Die Städte sehen ihre Zukunft in der Kultur. Sie rivalisieren nicht mehr um die größten Industriebetriebe, die breitesten Straßen und die glänzendste Neon-City; die neuen Schlagworte für das, was sie jetzt wollen, heißen "stärkere Anziehungskraft", "größerer Freizeitwert", "mehr Urbanität". Früher waren die Status-Symbole einer deutschen Stadt: das Stadttheater, die Oberrealschule und ein Infanterie-Bataillon. Wenn eine Stadt den Stolz vor sich selber nicht verlieren will, muß sie heute ein Fußballstadion und eine Schwimmoper haben, einen Stadtpark und möglichst noch eine Universität.

Warum so viele Städte so begierig sind, eine der dreißig geplanten neuen Hochschulen in ihre Mauern zu ziehen, weiß eigentlich nur der Himmel, sofern alle Konsequenzen bedacht sind. Es gibt Kommunen, die sogar demonstrierende Studenten mit offenen Armen aufnehmen würden, wenn sie damit beweisen könnten, daß sie nicht so langweilig sind wie ihr Ruf. Denn auf dem Weg in die Freizeitgesellschaft muß etwas geböten werden, es soll "was los", es soll "Leben in der Stadt" sein.

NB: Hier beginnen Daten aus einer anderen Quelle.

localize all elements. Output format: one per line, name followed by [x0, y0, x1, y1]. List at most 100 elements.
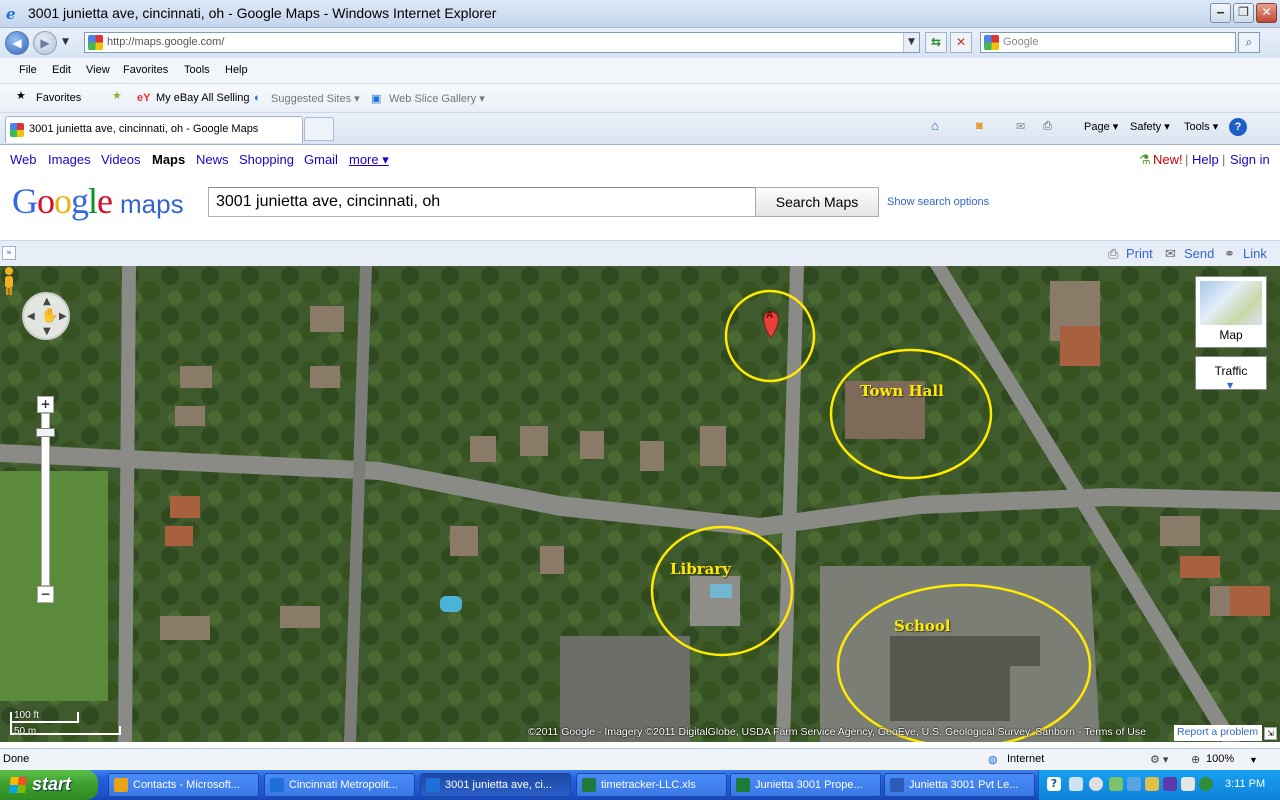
print-link[interactable]: Print — [1126, 246, 1153, 261]
tray-icon[interactable] — [1109, 777, 1123, 791]
map-type-button[interactable]: Map — [1195, 276, 1267, 348]
link-web[interactable]: Web — [10, 152, 37, 167]
safety-menu[interactable]: Safety ▾ — [1130, 120, 1170, 133]
tools-menu[interactable]: Tools ▾ — [1184, 120, 1218, 133]
add-favorite-icon[interactable]: ★ — [112, 89, 122, 102]
logo-letter: o — [37, 181, 55, 221]
tray-icon[interactable] — [1145, 777, 1159, 791]
street-view-pegman-icon[interactable] — [0, 266, 18, 296]
link-link[interactable]: Link — [1243, 246, 1267, 261]
annotation-town-hall: Town Hall — [860, 382, 944, 400]
taskbar-label: Contacts - Microsoft... — [133, 779, 240, 791]
google-maps-logo[interactable]: Google maps — [12, 180, 184, 222]
maps-search-input[interactable]: 3001 junietta ave, cincinnati, oh — [208, 187, 756, 217]
back-arrow-icon[interactable] — [1089, 777, 1103, 791]
zoom-level[interactable]: 100% — [1206, 753, 1234, 765]
close-button[interactable]: ✕ — [1256, 3, 1277, 23]
onenote-icon[interactable] — [1163, 777, 1177, 791]
collapse-panel-icon[interactable]: » — [2, 246, 16, 260]
show-search-options-link[interactable]: Show search options — [887, 196, 989, 208]
separator: | — [1185, 152, 1189, 167]
marker-a-label[interactable]: A — [766, 310, 773, 321]
pan-up-icon[interactable]: ▲ — [43, 296, 51, 307]
favorites-button[interactable]: Favorites — [36, 92, 81, 104]
google-search-icon — [984, 35, 999, 50]
start-button[interactable]: start — [0, 770, 98, 800]
link-shopping[interactable]: Shopping — [239, 152, 294, 167]
forward-button[interactable]: ▶ — [33, 31, 57, 55]
help-tray-icon[interactable]: ? — [1047, 777, 1061, 791]
ebay-link[interactable]: My eBay All Selling — [156, 92, 250, 104]
traffic-button[interactable]: Traffic ▼ — [1195, 356, 1267, 390]
home-icon[interactable]: ⌂ — [931, 118, 939, 133]
address-field[interactable]: http://maps.google.com/ ▼ — [84, 32, 920, 53]
tab-google-maps[interactable]: 3001 junietta ave, cincinnati, oh - Goog… — [5, 116, 303, 143]
browser-search-input[interactable]: Google — [980, 32, 1236, 53]
zoom-slider[interactable] — [41, 413, 50, 586]
link-images[interactable]: Images — [48, 152, 91, 167]
tray-icon[interactable] — [1181, 777, 1195, 791]
page-menu[interactable]: Page ▾ — [1084, 120, 1118, 133]
labs-icon: ⚗ — [1139, 152, 1151, 167]
menu-favorites[interactable]: Favorites — [123, 64, 168, 76]
print-icon[interactable]: ⎙ — [1043, 120, 1052, 133]
link-news[interactable]: News — [196, 152, 229, 167]
zoom-slider-thumb[interactable] — [36, 428, 55, 437]
new-badge[interactable]: New! — [1153, 152, 1183, 167]
new-tab-button[interactable] — [304, 117, 334, 141]
menu-view[interactable]: View — [86, 64, 110, 76]
refresh-button[interactable]: ⇆ — [925, 32, 947, 53]
logo-letter: l — [88, 181, 98, 221]
pan-control[interactable]: ▲ ▼ ◀ ▶ ✋ — [22, 292, 70, 340]
pan-down-icon[interactable]: ▼ — [43, 326, 51, 337]
menu-file[interactable]: File — [19, 64, 37, 76]
web-slice-link[interactable]: Web Slice Gallery ▾ — [389, 92, 485, 105]
pan-right-icon[interactable]: ▶ — [59, 311, 67, 322]
back-button[interactable]: ◀ — [5, 31, 29, 55]
maximize-button[interactable]: ❐ — [1233, 3, 1254, 23]
taskbar-button[interactable]: Junietta 3001 Prope... — [730, 773, 881, 797]
link-maps[interactable]: Maps — [152, 152, 185, 167]
expand-icon[interactable]: ⇲ — [1264, 727, 1277, 740]
search-go-icon[interactable]: ⌕ — [1238, 32, 1260, 53]
taskbar-button[interactable]: Junietta 3001 Pvt Le... — [884, 773, 1035, 797]
menu-tools[interactable]: Tools — [184, 64, 210, 76]
taskbar-button[interactable]: Contacts - Microsoft... — [108, 773, 259, 797]
protected-mode-icon[interactable]: ⚙ ▾ — [1150, 753, 1168, 766]
suggested-sites-link[interactable]: Suggested Sites ▾ — [271, 92, 360, 105]
minimize-button[interactable]: ‒ — [1210, 3, 1231, 23]
tray-icon[interactable] — [1199, 777, 1213, 791]
menu-help[interactable]: Help — [225, 64, 248, 76]
menu-edit[interactable]: Edit — [52, 64, 71, 76]
traffic-label: Traffic — [1214, 364, 1248, 378]
send-link[interactable]: Send — [1184, 246, 1214, 261]
zoom-out-button[interactable]: − — [37, 586, 54, 603]
report-problem-link[interactable]: Report a problem — [1174, 725, 1262, 741]
link-more[interactable]: more ▾ — [349, 152, 389, 168]
feeds-icon[interactable]: ◙ — [976, 120, 983, 132]
tray-icon[interactable] — [1127, 777, 1141, 791]
security-zone[interactable]: Internet — [1007, 753, 1044, 765]
zoom-dropdown-icon[interactable]: ▼ — [1249, 755, 1258, 765]
history-dropdown-icon[interactable]: ▼ — [62, 37, 69, 47]
link-videos[interactable]: Videos — [101, 152, 141, 167]
traffic-dropdown-icon[interactable]: ▼ — [1227, 381, 1233, 390]
link-gmail[interactable]: Gmail — [304, 152, 338, 167]
zoom-in-button[interactable]: + — [37, 396, 54, 413]
address-url: http://maps.google.com/ — [107, 36, 225, 48]
address-dropdown-icon[interactable]: ▼ — [903, 33, 919, 52]
help-icon[interactable]: ? — [1229, 118, 1247, 136]
pan-left-icon[interactable]: ◀ — [27, 311, 35, 322]
stop-button[interactable]: ✕ — [950, 32, 972, 53]
sign-in-link[interactable]: Sign in — [1230, 152, 1270, 167]
taskbar-label: Junietta 3001 Prope... — [755, 779, 863, 791]
mail-icon[interactable]: ✉ — [1016, 120, 1025, 133]
taskbar-button[interactable]: timetracker-LLC.xls — [576, 773, 727, 797]
help-link[interactable]: Help — [1192, 152, 1219, 167]
satellite-map[interactable]: A Town Hall Library School ▲ ▼ ◀ ▶ ✋ + −… — [0, 266, 1280, 742]
tray-icon[interactable] — [1069, 777, 1083, 791]
search-maps-button[interactable]: Search Maps — [755, 187, 879, 217]
taskbar-button[interactable]: Cincinnati Metropolit... — [264, 773, 415, 797]
zoom-icon: ⊕ — [1191, 754, 1201, 766]
taskbar-button-active[interactable]: 3001 junietta ave, ci... — [420, 773, 571, 797]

Bei diesem im weitesten Sinne kulturellen Wettbewerb um Freizeit- und Bildungswerte gibt es von der Natur begünstigte und vom Schicksal geschlagene Kommunen. In die zweite Kategorie würde eine Stadt wie Osnabrück fallen: Sie liegt verkehrsgünstig, so daß man gut hinkommt, aber auch schnell wieder weg ist. Nichts ist los. Deshalb will Osnabrück jetzt auch eine Universität haben. Ein Beispiel für die erste Kategorie ist das von der Natur und der Historie so reich bedachte München.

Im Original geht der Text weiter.